Pada masa perang kemerdekaan, Indonesia membutuhkan dokter, baik untuk merawat dan mengobati pejuang yang terluka maupun untuk melayani masyarakat. Atas alasan itulah masyarakat senantiasa memandang dokter sebagai profesi yang mulia, terhormat, dan tercerahkan.
Tokoh antagonis utama dalam drama ini adalah Dokter Kambudja. Sosoknya mewakili kaum intelektual muda dalam pendidikan yang rasionalistik ala Belanda. Asalnya dari keluarga berada, sehingga mampu mengantarkannya lulus dari Sekolah Tabib Tinggi—atau Geneeskundige Hooge School (GHS).
Dokter Kambudja digambarkan sebagai seseorang yang perangainya kebarat-baratan, sosok yang kehilangan jatidirinya sebagai orang Indonesia. Pun, sebagai lulusan Sekolah Tabib Tinggi, ia merasa lebih mulia dari orang lain, angkuh, dan menganggap rendah bawahannya. Di rumah sakit darurat ini ia bertugas sebagai asisten Dokter Sardjono.
Dokter Sardjono adalah tokoh protagonis dalam drama ini, seorang ahli bedah dan pemimpin rumah sakit darurat. Dia digambarkan berperangai tenang dan bertanggung jawab atas keselamatan pasiennya. Pengamatan sekilas perihal si asisten bernama Kambudja, Sardjono berkata, "Sayang sedikit, kadang-kadang aksi kebarat-baratan masih tampak padanya. Tapi tak apa itu pembawaan usia muda."
Perang kemerdekaan tak kunjung padam. Dokter Kambudja jatuh hati kepada seorang gadis, namanya Setiawati. Gadis ini bertugas sebagai perawat di Palang Merah Indonesia. Namun sejatinya Setiawati telah memiliki pujaan lain yakni Santoso, opsir muda yang gagah. Belakangan, si dokter menyimpan dendam kepada si opsir muda atas cinta yang tak kesampaian itu.
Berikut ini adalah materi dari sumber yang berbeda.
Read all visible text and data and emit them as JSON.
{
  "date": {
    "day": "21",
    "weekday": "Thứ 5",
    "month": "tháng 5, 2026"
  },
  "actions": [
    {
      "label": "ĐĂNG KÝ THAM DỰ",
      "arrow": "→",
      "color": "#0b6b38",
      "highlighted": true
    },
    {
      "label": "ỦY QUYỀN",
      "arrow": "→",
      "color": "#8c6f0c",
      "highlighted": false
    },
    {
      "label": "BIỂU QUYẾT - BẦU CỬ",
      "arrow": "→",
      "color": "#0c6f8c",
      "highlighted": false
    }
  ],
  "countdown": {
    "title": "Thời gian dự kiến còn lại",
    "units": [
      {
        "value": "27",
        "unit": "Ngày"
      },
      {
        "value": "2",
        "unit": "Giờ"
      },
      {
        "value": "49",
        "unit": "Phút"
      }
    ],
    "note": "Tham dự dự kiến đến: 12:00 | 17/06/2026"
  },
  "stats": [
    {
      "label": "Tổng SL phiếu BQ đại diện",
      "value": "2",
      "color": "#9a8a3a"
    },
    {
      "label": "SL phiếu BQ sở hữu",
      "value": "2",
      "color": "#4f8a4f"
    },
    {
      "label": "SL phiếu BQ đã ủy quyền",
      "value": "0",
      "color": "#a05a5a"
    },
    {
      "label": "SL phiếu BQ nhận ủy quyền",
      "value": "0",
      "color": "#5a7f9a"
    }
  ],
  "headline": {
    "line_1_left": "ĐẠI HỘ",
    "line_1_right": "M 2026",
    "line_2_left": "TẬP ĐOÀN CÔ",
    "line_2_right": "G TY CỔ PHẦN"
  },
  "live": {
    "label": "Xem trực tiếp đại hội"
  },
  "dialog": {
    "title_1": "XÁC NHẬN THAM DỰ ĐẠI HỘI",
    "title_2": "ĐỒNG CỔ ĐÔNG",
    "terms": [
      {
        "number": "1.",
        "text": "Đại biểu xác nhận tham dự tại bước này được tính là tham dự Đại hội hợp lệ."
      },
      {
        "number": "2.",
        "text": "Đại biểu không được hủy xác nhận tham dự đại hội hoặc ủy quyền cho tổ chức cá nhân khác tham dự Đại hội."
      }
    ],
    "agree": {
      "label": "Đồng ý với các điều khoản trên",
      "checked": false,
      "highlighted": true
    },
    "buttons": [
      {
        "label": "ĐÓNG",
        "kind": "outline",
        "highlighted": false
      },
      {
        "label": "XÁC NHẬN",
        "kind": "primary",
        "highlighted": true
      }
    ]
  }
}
Suatu ketika Santoso hampir tewas karena ledakan granat saat lari meninggalkan posnya yang diserang Belanda. Kemudian, dia kehilangan banyak darah segera mendapat perawatan di rumah sakit darurat.
Sejatinya, golongan darah Dokter Kambudja memiliki kesamaan dengan golongan darah Santoso. Namun, atas kebencian kepada si pasien, Kambudja justru mengatakan bahwa golongan darahnya berbeda. Alih-alih mencari golongan darah yang dibutuhkan pasien, Kambudja justru mencari golongan darah yang berbeda untuk ditransfusikan kepada Santoso.
Aksi jahatnya telah terendus Gunawan, seorang juru rawat. "Tuan berbuat curang. Tuan tahu bahwa darah Santoso masuk golongan B. Tuan katakan pada Dokter Sardjono bahwa darah Santoso itu darah A [...]," kata Gunawan. "Rahasia Tuan saya genggam! Teranglah bagi saya bahwa Tuan mencoba membunuh Santoso! Tuan berdosa besar!"
Dokter Kambudja mengambil keputusan tragis dan tak berperikemanusiaan: ia menghilangkan nyawa Santoso, pasien yang seharusnya ia sembuhkan. Semua itu dilakukannya demi mengejar gadis yang ia dambakan, Setiawati.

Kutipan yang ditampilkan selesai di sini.